As long as the winds blow and rain falls, erosion will continue to take place. How is erosion useful to man and when does it become a serious problem?
Erosion works with weathering. Erosion works hand in hand with the process of weathering in causing rocks to be broken up and changed into soil. It is the agents of erosion that carry away this newly formed soil and expose fresh rock surfaces to the agents of weathering. Thus new rock surfaces are exposed to the air, to rapid changes in temperature, to the pounding rain and driving wind, to dissolved chemicals in ground water, and to the other agents that help in making more soil. This transported soil often ends up in the fertile river valleys and plains where we find our most productive farmlands.
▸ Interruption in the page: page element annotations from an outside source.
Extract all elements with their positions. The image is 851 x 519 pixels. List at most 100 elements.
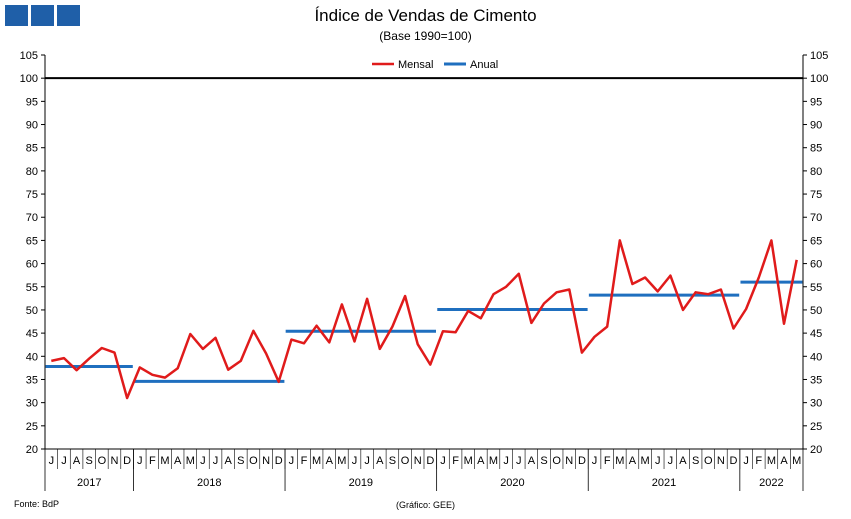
month-label: O [98, 455, 107, 467]
month-label: M [312, 455, 321, 467]
y-tick-label-right: 60 [810, 259, 822, 271]
y-tick-label-left: 80 [26, 166, 38, 178]
y-tick-label-left: 50 [26, 305, 38, 317]
chart-subtitle: (Base 1990=100) [379, 29, 472, 43]
mensal-line [51, 239, 798, 400]
y-tick-label-left: 55 [26, 282, 38, 294]
y-tick-label-right: 95 [810, 96, 822, 108]
month-label: J [137, 455, 143, 467]
y-tick-label-right: 90 [810, 120, 822, 132]
y-tick-label-right: 30 [810, 398, 822, 410]
y-tick-label-left: 60 [26, 259, 38, 271]
month-label: J [213, 455, 219, 467]
y-tick-label-right: 50 [810, 305, 822, 317]
y-tick-label-left: 70 [26, 212, 38, 224]
month-label: D [123, 455, 131, 467]
month-label: S [389, 455, 396, 467]
month-label: N [414, 455, 422, 467]
month-label: J [364, 455, 370, 467]
month-label: F [301, 455, 308, 467]
y-tick-label-right: 45 [810, 328, 822, 340]
month-label: A [528, 455, 536, 467]
month-label: J [440, 455, 446, 467]
month-label: A [174, 455, 182, 467]
year-label: 2021 [652, 477, 676, 489]
y-tick-label-left: 90 [26, 120, 38, 132]
month-label: D [730, 455, 738, 467]
month-label: N [262, 455, 270, 467]
chart-title: Índice de Vendas de Cimento [314, 6, 537, 25]
month-label: A [225, 455, 233, 467]
legend-label-mensal: Mensal [398, 59, 433, 71]
month-label: N [565, 455, 573, 467]
y-tick-label-right: 80 [810, 166, 822, 178]
month-label: O [704, 455, 713, 467]
y-tick-label-left: 35 [26, 374, 38, 386]
month-label: N [111, 455, 119, 467]
year-label: 2022 [759, 477, 783, 489]
y-tick-label-right: 40 [810, 351, 822, 363]
month-label: F [452, 455, 459, 467]
y-tick-label-right: 25 [810, 421, 822, 433]
month-label: S [237, 455, 244, 467]
month-label: A [477, 455, 485, 467]
month-label: M [160, 455, 169, 467]
month-label: M [792, 455, 801, 467]
year-label: 2018 [197, 477, 221, 489]
source-note: Fonte: BdP [14, 499, 60, 509]
month-label: D [426, 455, 434, 467]
y-tick-label-right: 75 [810, 189, 822, 201]
logo [5, 5, 80, 26]
year-label: 2019 [349, 477, 373, 489]
month-label: O [249, 455, 258, 467]
logo-square [31, 5, 54, 26]
year-label: 2020 [500, 477, 524, 489]
month-label: F [755, 455, 762, 467]
y-tick-label-left: 95 [26, 96, 38, 108]
month-label: F [604, 455, 611, 467]
y-tick-label-left: 100 [20, 73, 38, 85]
month-label: D [578, 455, 586, 467]
y-tick-label-right: 100 [810, 73, 828, 85]
month-label: J [289, 455, 295, 467]
year-label: 2017 [77, 477, 101, 489]
month-label: M [767, 455, 776, 467]
month-label: J [61, 455, 67, 467]
month-label: J [503, 455, 509, 467]
month-label: O [552, 455, 561, 467]
month-label: S [86, 455, 93, 467]
y-tick-label-left: 105 [20, 50, 38, 62]
y-tick-label-left: 40 [26, 351, 38, 363]
month-label: M [489, 455, 498, 467]
credit-note: (Gráfico: GEE) [395, 500, 455, 510]
month-label: J [49, 455, 55, 467]
y-tick-label-right: 20 [810, 444, 822, 456]
month-label: M [615, 455, 624, 467]
month-label: O [401, 455, 410, 467]
y-tick-label-left: 75 [26, 189, 38, 201]
y-tick-label-right: 70 [810, 212, 822, 224]
month-label: A [73, 455, 81, 467]
y-tick-label-right: 55 [810, 282, 822, 294]
month-label: A [376, 455, 384, 467]
y-tick-label-left: 30 [26, 398, 38, 410]
month-label: S [692, 455, 699, 467]
month-label: N [717, 455, 725, 467]
month-label: M [337, 455, 346, 467]
month-label: J [516, 455, 522, 467]
month-label: S [540, 455, 547, 467]
month-label: D [275, 455, 283, 467]
month-label: F [149, 455, 156, 467]
month-label: M [640, 455, 649, 467]
y-tick-label-left: 25 [26, 421, 38, 433]
month-label: M [186, 455, 195, 467]
month-label: J [655, 455, 661, 467]
y-tick-label-left: 20 [26, 444, 38, 456]
month-label: J [200, 455, 206, 467]
y-tick-label-right: 35 [810, 374, 822, 386]
month-label: A [326, 455, 334, 467]
y-tick-label-left: 65 [26, 235, 38, 247]
month-label: J [743, 455, 749, 467]
y-tick-label-right: 65 [810, 235, 822, 247]
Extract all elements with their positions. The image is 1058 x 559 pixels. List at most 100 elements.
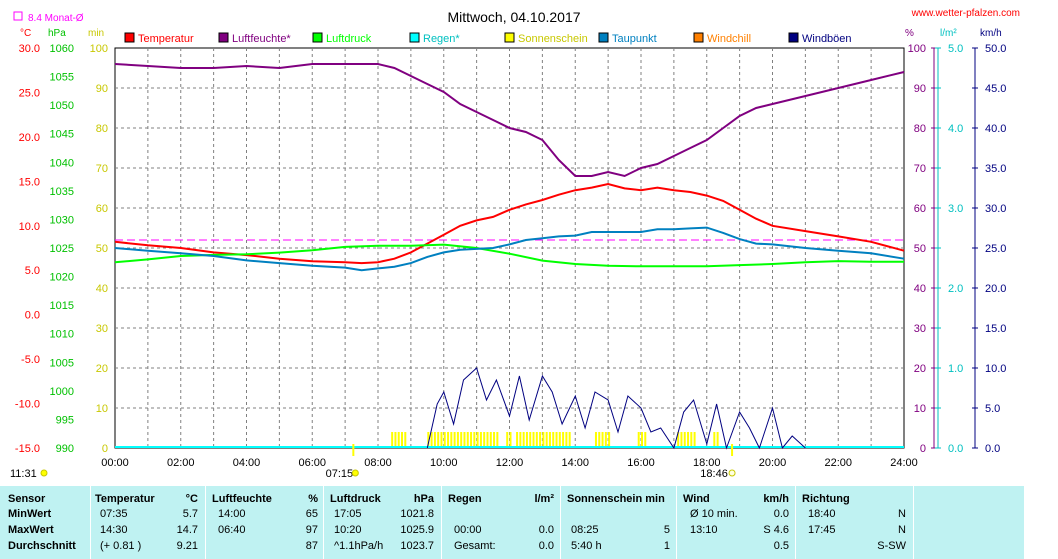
humidity-tick-label: 50 (914, 243, 926, 255)
rain-tick-label: 3.0 (948, 203, 963, 215)
sunshine-bar (594, 432, 597, 448)
stats-table: Sensor Temperatur °C Luftfeuchte% Luftdruck h… (0, 486, 1024, 559)
pressure-tick-label: 1060 (50, 43, 74, 55)
stats-hum-value: 87 (305, 540, 318, 552)
x-tick-label: 12:00 (496, 457, 524, 469)
sunshine-bar (453, 432, 456, 448)
stats-header-rain: Regen (448, 493, 482, 505)
temp-tick-label: -5.0 (21, 354, 40, 366)
pressure-tick-label: 1020 (50, 272, 74, 284)
x-tick-label: 02:00 (167, 457, 195, 469)
sunshine-bar (440, 432, 443, 448)
sunshine-bar (644, 432, 647, 448)
wind-unit-label: km/h (980, 28, 1002, 39)
stats-sun-time: 08:25 (571, 524, 599, 536)
series-lines (114, 63, 905, 450)
x-tick-label: 00:00 (101, 457, 129, 469)
x-tick-label: 20:00 (759, 457, 787, 469)
humidity-tick-label: 80 (914, 123, 926, 135)
sunshine-bar (690, 432, 693, 448)
temp-tick-label: -10.0 (15, 399, 40, 411)
pressure-tick-label: 1030 (50, 214, 74, 226)
sunshine-bar (437, 432, 440, 448)
legend-swatch (409, 32, 420, 43)
sunshine-bar (486, 432, 489, 448)
sunshine-bar (493, 432, 496, 448)
legend-label: Windchill (707, 33, 751, 45)
weather-chart: 30.0 25.0 20.0 15.0 10.0 5.0 0.0 -5.0 -10.0 -15.0… (10, 8, 1020, 480)
sunshine-bar (427, 432, 430, 448)
sunshine-bar (483, 432, 486, 448)
sunshine-bar (608, 432, 611, 448)
sunshine-bar (555, 432, 558, 448)
stats-divider (913, 486, 914, 559)
x-tick-label: 08:00 (364, 457, 392, 469)
humidity-tick-label: 0 (920, 443, 926, 455)
sunshine-bar (565, 432, 568, 448)
sunshine-bar (641, 432, 643, 448)
stats-press-value: 1023.7 (400, 540, 434, 552)
humidity-tick-label: 30 (914, 323, 926, 335)
legend-swatch (598, 32, 609, 43)
sun-tick-label: 30 (96, 323, 108, 335)
sun-unit-label: min (88, 28, 104, 39)
moon-icon (40, 469, 48, 477)
rain-tick-label: 0.0 (948, 443, 963, 455)
series-line-luftfeuchte (114, 63, 905, 178)
monat-checkbox-icon[interactable] (13, 11, 23, 21)
pressure-tick-label: 995 (56, 414, 74, 426)
stats-divider (676, 486, 677, 559)
stats-press-time: 17:05 (334, 508, 362, 520)
wind-tick-label: 20.0 (985, 283, 1006, 295)
sunshine-bar (532, 432, 535, 448)
legend-label: Regen* (423, 33, 460, 45)
wind-tick-label: 40.0 (985, 123, 1006, 135)
sun-tick-label: 40 (96, 283, 108, 295)
sunshine-bar (677, 432, 680, 448)
sunshine-bar (529, 432, 532, 448)
sunshine-bar (433, 432, 436, 448)
sunshine-bar (568, 432, 571, 448)
sunshine-bar (525, 432, 528, 448)
stats-rain-value: 0.0 (538, 540, 554, 552)
sunshine-bar (430, 432, 433, 448)
wind-tick-label: 0.0 (985, 443, 1000, 455)
stats-rain-time: Gesamt: (454, 540, 496, 552)
x-tick-label: 24:00 (890, 457, 918, 469)
sunshine-bar (598, 432, 601, 448)
pressure-tick-label: 1045 (50, 129, 74, 141)
stats-hum-time: 14:00 (218, 508, 246, 520)
pressure-tick-label: 1050 (50, 100, 74, 112)
humidity-tick-label: 10 (914, 403, 926, 415)
pressure-tick-label: 1015 (50, 300, 74, 312)
stats-divider (560, 486, 561, 559)
temp-tick-label: 0.0 (25, 310, 40, 322)
sunshine-bar (509, 432, 512, 448)
legend: Temperatur Luftfeuchte* Luftdruck Regen* Son… (124, 32, 852, 45)
axes: 30.0 25.0 20.0 15.0 10.0 5.0 0.0 -5.0 -10.0 -15.0… (15, 43, 1007, 469)
website-label[interactable]: www.wetter-pfalzen.com (911, 8, 1020, 19)
stats-row-label: MaxWert (8, 524, 54, 536)
sunshine-bar (558, 432, 561, 448)
x-tick-label: 10:00 (430, 457, 458, 469)
stats-wind-value: S 4.6 (763, 524, 789, 536)
sunshine-bar (479, 432, 482, 448)
series-line-taupunkt (114, 226, 905, 272)
pressure-tick-label: 1055 (50, 72, 74, 84)
sunshine-bar (516, 432, 519, 448)
sunshine-bar (404, 432, 407, 448)
legend-label: Taupunkt (612, 33, 657, 45)
legend-label: Windböen (802, 33, 852, 45)
stats-wind-time: 13:10 (690, 524, 718, 536)
humidity-tick-label: 40 (914, 283, 926, 295)
stats-press-value: 1025.9 (400, 524, 434, 536)
legend-swatch (124, 32, 135, 43)
sunshine-bar (466, 432, 469, 448)
sunshine-bar (460, 432, 463, 448)
stats-temp-time: 14:30 (100, 524, 128, 536)
stats-sun-value: 1 (663, 540, 670, 552)
sun-tick-label: 50 (96, 243, 108, 255)
sun-tick-label: 80 (96, 123, 108, 135)
stats-temp-time: 07:35 (100, 508, 128, 520)
rain-tick-label: 1.0 (948, 363, 963, 375)
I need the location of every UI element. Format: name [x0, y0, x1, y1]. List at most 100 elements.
In this process of transporting new soil and minerals from where they have been made to where they can be used, erosion is useful to man.
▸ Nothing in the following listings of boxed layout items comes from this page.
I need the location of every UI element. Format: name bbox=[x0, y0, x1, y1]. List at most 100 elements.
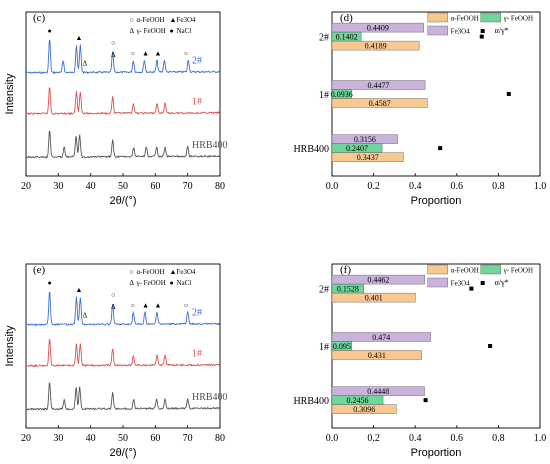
x-tick-label: 0.8 bbox=[492, 433, 505, 444]
x-tick-label: 30 bbox=[53, 181, 63, 192]
x-tick-label: 60 bbox=[150, 433, 160, 444]
legend-ratio-marker bbox=[480, 281, 485, 285]
phase-marker: ● bbox=[47, 27, 51, 35]
bar-value-label: 0.0936 bbox=[331, 90, 353, 99]
xrd-series-line bbox=[25, 87, 220, 116]
legend-symbol: ● bbox=[169, 279, 173, 287]
proportion-panel-d: 0.0 0.2 0.4 0.6 0.8 1.0 Proportion (d) 2# 0.4409 0… bbox=[293, 11, 547, 207]
legend-ratio-label: α/γ* bbox=[495, 278, 509, 287]
legend-ratio-marker bbox=[480, 29, 485, 33]
proportion-panel-f: 0.0 0.2 0.4 0.6 0.8 1.0 Proportion (f) 2# 0.4462 0… bbox=[293, 263, 547, 459]
ratio-point bbox=[488, 344, 493, 348]
phase-marker: Δ bbox=[83, 60, 88, 68]
x-tick-label: 20 bbox=[21, 181, 31, 192]
x-tick-label: 30 bbox=[53, 433, 63, 444]
phase-marker: ○ bbox=[184, 50, 188, 58]
series-label: 1# bbox=[192, 349, 202, 360]
bar bbox=[331, 274, 426, 285]
series-label: 2# bbox=[192, 56, 202, 67]
ratio-point bbox=[423, 398, 428, 403]
bar-value-label: 0.4409 bbox=[367, 24, 389, 33]
x-tick-label: 70 bbox=[183, 181, 193, 192]
legend-label: γ- FeOOH bbox=[135, 279, 165, 287]
ratio-point bbox=[479, 34, 484, 39]
bar bbox=[331, 152, 404, 162]
bar-value-label: 0.1402 bbox=[336, 33, 358, 42]
x-tick-label: 40 bbox=[86, 181, 96, 192]
bar-value-label: 0.3156 bbox=[354, 135, 376, 144]
x-tick-label: 50 bbox=[118, 181, 128, 192]
xrd-series-line bbox=[25, 382, 220, 411]
x-tick-label: 60 bbox=[150, 181, 160, 192]
x-tick-label: 0.8 bbox=[492, 181, 505, 192]
bar-value-label: 0.3437 bbox=[357, 153, 379, 162]
legend-swatch bbox=[427, 25, 448, 36]
x-axis-label: Proportion bbox=[411, 195, 462, 207]
panel-label: (e) bbox=[33, 264, 46, 276]
bar-value-label: 0.4462 bbox=[367, 276, 389, 285]
ratio-point bbox=[469, 286, 474, 291]
x-axis-label: Proportion bbox=[411, 447, 462, 459]
xrd-panel-e: 20 30 40 50 60 70 80 2θ/(°) Intensity (e) 2# ● ▲ Δ ○ Δ ○… bbox=[4, 263, 228, 459]
legend-label: γ- FeOOH bbox=[503, 15, 533, 23]
phase-marker: ○ bbox=[131, 50, 135, 58]
legend-symbol: Δ bbox=[129, 279, 134, 287]
series-label: HRB400 bbox=[192, 140, 228, 151]
bar-value-label: 0.2407 bbox=[346, 144, 368, 153]
phase-marker: ▲ bbox=[142, 50, 149, 58]
legend-label: Fe3O4 bbox=[451, 28, 471, 36]
series-label: 1# bbox=[192, 97, 202, 108]
x-tick-label: 0.2 bbox=[367, 181, 380, 192]
phase-marker: ○ bbox=[184, 302, 188, 310]
panel-label: (c) bbox=[33, 12, 46, 24]
x-tick-label: 80 bbox=[215, 433, 225, 444]
bar bbox=[331, 40, 420, 51]
legend-swatch bbox=[427, 12, 448, 23]
legend-label: Fe3O4 bbox=[451, 280, 471, 288]
x-tick-label: 0.4 bbox=[409, 181, 422, 192]
bar-value-label: 0.431 bbox=[368, 351, 386, 360]
phase-marker: ▲ bbox=[142, 302, 149, 310]
x-axis-label: 2θ/(°) bbox=[109, 195, 136, 207]
x-tick-label: 50 bbox=[118, 433, 128, 444]
plot-frame bbox=[25, 263, 221, 429]
series-label: 2# bbox=[192, 308, 202, 319]
x-tick-label: 1.0 bbox=[534, 181, 547, 192]
legend-label: α-FeOOH bbox=[451, 15, 479, 23]
bar-value-label: 0.4587 bbox=[369, 99, 391, 108]
x-tick-label: 20 bbox=[21, 433, 31, 444]
x-tick-label: 40 bbox=[86, 433, 96, 444]
x-tick-label: 0.2 bbox=[367, 433, 380, 444]
xrd-series-line bbox=[25, 130, 220, 159]
xrd-series-line bbox=[25, 39, 220, 75]
legend-label: α-FeOOH bbox=[136, 268, 164, 276]
legend-symbol: ○ bbox=[129, 268, 133, 276]
ratio-point bbox=[438, 146, 443, 151]
legend-symbol: ● bbox=[169, 27, 173, 35]
bar bbox=[331, 98, 428, 108]
phase-marker: Δ bbox=[83, 312, 88, 320]
bar-value-label: 0.401 bbox=[365, 294, 383, 303]
phase-marker: ▲ bbox=[154, 50, 161, 58]
bar-value-label: 0.4448 bbox=[367, 387, 389, 396]
legend-ratio-label: α/γ* bbox=[495, 26, 509, 35]
x-tick-label: 1.0 bbox=[534, 433, 547, 444]
legend-label: Fe3O4 bbox=[176, 268, 196, 276]
category-label: HRB400 bbox=[293, 396, 329, 407]
legend-swatch bbox=[427, 277, 448, 288]
legend-label: NaCl bbox=[176, 27, 191, 35]
legend-label: α-FeOOH bbox=[451, 267, 479, 275]
legend-symbol: ○ bbox=[129, 16, 133, 24]
legend-swatch bbox=[480, 264, 501, 275]
phase-marker: ○ bbox=[131, 302, 135, 310]
category-label: HRB400 bbox=[293, 144, 329, 155]
bar bbox=[331, 80, 426, 90]
bar bbox=[331, 22, 424, 33]
y-axis-label: Intensity bbox=[4, 325, 16, 366]
legend-label: α-FeOOH bbox=[136, 16, 164, 24]
category-label: 2# bbox=[319, 285, 329, 296]
bar-value-label: 0.1528 bbox=[337, 285, 359, 294]
plot-frame bbox=[25, 11, 221, 177]
category-label: 2# bbox=[319, 33, 329, 44]
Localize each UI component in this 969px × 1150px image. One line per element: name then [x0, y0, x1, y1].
Winds cause dust bowls and sand dunes. Winds erosion in semi-arid regions may remove millions of tons of fine topsoil from fertile fields. In the Dust bowl area of the Great Plains such dust storms during the long fry spells known as droughts have caused tremendous losses and many farms have had to be abandoned. In other areas wind-blown sand forms dunes which may bury fertile farms, forests, and sometimes even towns. It is obvious that erosion by the action of winds is most effective where the soil is bare and unprotected by natural vegetation. Even more effective than winds as an agent of erosion is water.